No, I’m not going to do a book report or summarise this superb book because even if I tried, I would fail miserably. No summary can do justice to what is in this magnificent book. I bought it last month on Weiling’s recommendation and there’s never been a second of regret.
When I held the book in my hands, somehow I knew it would be life-changing. I couldn’t wait to read it!! The anticipation was overwhelming. The moment I stepped into the MRT, my eyes went into alert mode, searching the entire car and finally homing in on a quiet corner where I would not be disturbed. I quickly swooped in and started poring over the book. As I read, I began to understand why Weiling had recommended it. The book was and still is AWESOME!
The introduction itself was enough to floor me. What is Yoga? Such a simple question, yet with so complex an answer and so many different meanings. What struck me most, however, was this. “…it means the disciplining of the intellect, the mind, the emotions, the will”. The book goes on to explain that when the “…mind, intellect and self are under control, freed from restless desire, so that they rest in the spirit within, a man becomes a Yukta – one in communion with God.”
I’ve always considered myself very disciplined. To me there is a time for everything: work, play, rest. My life progresses like a well-oiled clock, tick tock tick tock. After reading ‘Light on Yoga’, it became clear that I am still very far away from it. I have yet to learn to discipline my mind, my emotions and my will. How to achieve this? According to the book, I have to “learn to still the restlessness of my mind, intellect and self through the practice of yoga” only then will I find fulfillment.

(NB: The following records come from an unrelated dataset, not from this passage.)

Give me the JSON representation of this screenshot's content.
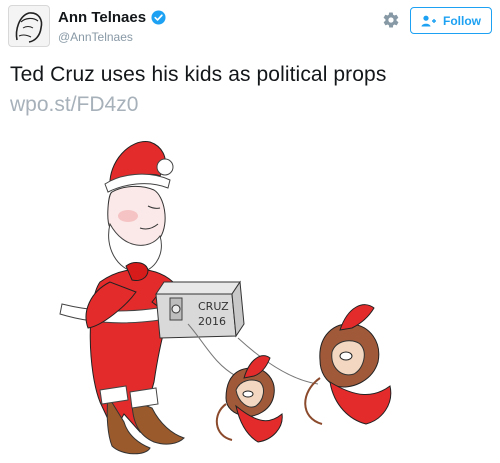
{
  "tweet": {
    "author": {
      "name": "Ann Telnaes",
      "handle": "@AnnTelnaes",
      "verified": true,
      "verified_color": "#1da1f2"
    },
    "actions": {
      "settings_icon": "gear-icon",
      "follow_label": "Follow",
      "follow_icon": "add-user-icon",
      "accent_color": "#1da1f2"
    },
    "text": "Ted Cruz uses his kids as political props",
    "link": "wpo.st/FD4z0",
    "media": {
      "box_label_line1": "CRUZ",
      "box_label_line2": "2016"
    }
  }
}
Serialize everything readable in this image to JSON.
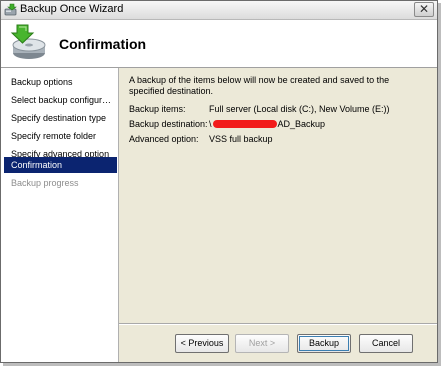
{
  "window": {
    "title": "Backup Once Wizard",
    "close_symbol": "✕",
    "icons": {
      "title": "backup-wizard-icon",
      "header": "backup-disk-icon",
      "close": "close-icon"
    }
  },
  "header": {
    "title": "Confirmation"
  },
  "nav": {
    "items": [
      {
        "label": "Backup options",
        "state": "normal"
      },
      {
        "label": "Select backup configur…",
        "state": "normal"
      },
      {
        "label": "Specify destination type",
        "state": "normal"
      },
      {
        "label": "Specify remote folder",
        "state": "normal"
      },
      {
        "label": "Specify advanced option",
        "state": "normal"
      },
      {
        "label": "Confirmation",
        "state": "selected"
      },
      {
        "label": "Backup progress",
        "state": "disabled"
      }
    ]
  },
  "content": {
    "intro": "A backup of the items below will now be created and saved to the specified destination.",
    "rows": [
      {
        "label": "Backup items:",
        "value": "Full server (Local disk (C:), New Volume (E:))"
      },
      {
        "label": "Backup destination:",
        "value_prefix": "\\",
        "value_suffix": "AD_Backup"
      },
      {
        "label": "Advanced option:",
        "value": "VSS full backup"
      }
    ]
  },
  "buttons": {
    "previous": "< Previous",
    "next": "Next >",
    "backup": "Backup",
    "cancel": "Cancel"
  },
  "colors": {
    "nav_selected": "#0b2470",
    "redaction": "#f21b1b",
    "dialog_background": "#ece9d8"
  }
}
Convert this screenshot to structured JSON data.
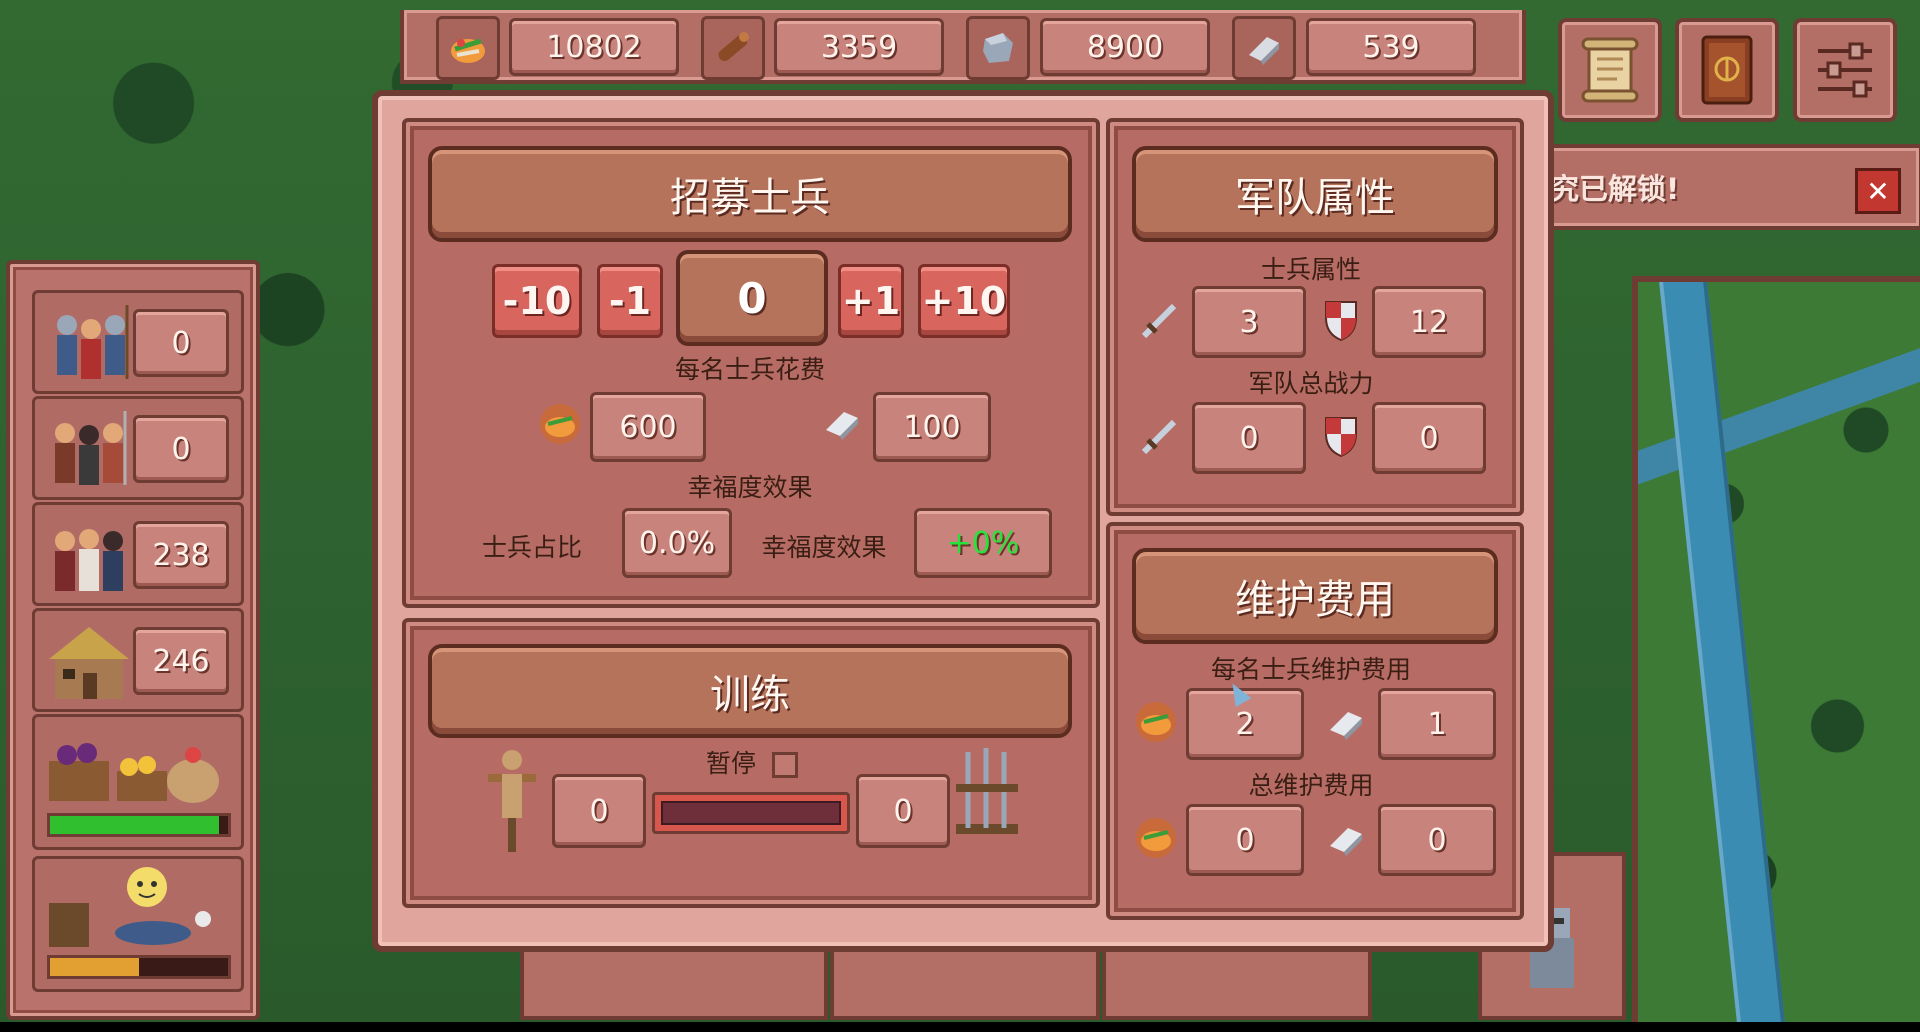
{
  "resources": {
    "food": {
      "icon": "food-icon",
      "value": "10802"
    },
    "wood": {
      "icon": "wood-log-icon",
      "value": "3359"
    },
    "stone": {
      "icon": "stone-icon",
      "value": "8900"
    },
    "iron": {
      "icon": "iron-ingot-icon",
      "value": "539"
    }
  },
  "top_buttons": [
    {
      "name": "scroll-quests-button",
      "icon": "scroll-icon"
    },
    {
      "name": "codex-book-button",
      "icon": "book-icon"
    },
    {
      "name": "settings-button",
      "icon": "sliders-icon"
    }
  ],
  "notification": {
    "text": "究已解锁!",
    "close": "✕"
  },
  "sidebar": {
    "soldiers": "0",
    "workers": "0",
    "population": "238",
    "housing": "246",
    "food_level": 0.95,
    "happiness_level": 0.5
  },
  "recruit": {
    "title": "招募士兵",
    "minus10": "-10",
    "minus1": "-1",
    "count": "0",
    "plus1": "+1",
    "plus10": "+10",
    "cost_label": "每名士兵花费",
    "cost_food": "600",
    "cost_iron": "100",
    "happiness_label": "幸福度效果",
    "ratio_label": "士兵占比",
    "ratio_value": "0.0%",
    "effect_label": "幸福度效果",
    "effect_value": "+0%"
  },
  "training": {
    "title": "训练",
    "pause_label": "暂停",
    "left_value": "0",
    "right_value": "0",
    "progress": 0
  },
  "army": {
    "title": "军队属性",
    "soldier_stats_label": "士兵属性",
    "soldier_attack": "3",
    "soldier_defense": "12",
    "total_label": "军队总战力",
    "total_attack": "0",
    "total_defense": "0"
  },
  "upkeep": {
    "title": "维护费用",
    "per_soldier_label": "每名士兵维护费用",
    "per_food": "2",
    "per_iron": "1",
    "total_label": "总维护费用",
    "total_food": "0",
    "total_iron": "0"
  },
  "colors": {
    "accent_green": "#27e33a",
    "frame_dark": "#6e3c33",
    "panel": "#b66c64"
  }
}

In this fast paced world where work and even our private lives have become competitive, how do we do that? How are we supposed to shut everything out and still the mind? My life is like a roller coaster ride now, with emotions going from way high to way low, but I will try my best to still my mind, emotions and will. I know that I am to achieve this through my yoga practice so why am I still searching for an answer? Searching for a quick way to achieving it maybe? I guess society has influenced me quite a bit, the fast-paced, mad challenge and competitive environment has moulded me to be like just like it. For now whilst my spirit is willing and yearning for fulfillment, I must admit that my mind and body is weak.
But I know that one day, when I am ready, it will come. Until then, I shall try to continue my practice diligently and hope to achieve the real meaning of Yoga “– a deliverance from contact with pain and sorrow.”
References:
1. BKS Iyengar, Light on Yoga. Harper Collins Pubslishers, 2010, pp 19-20.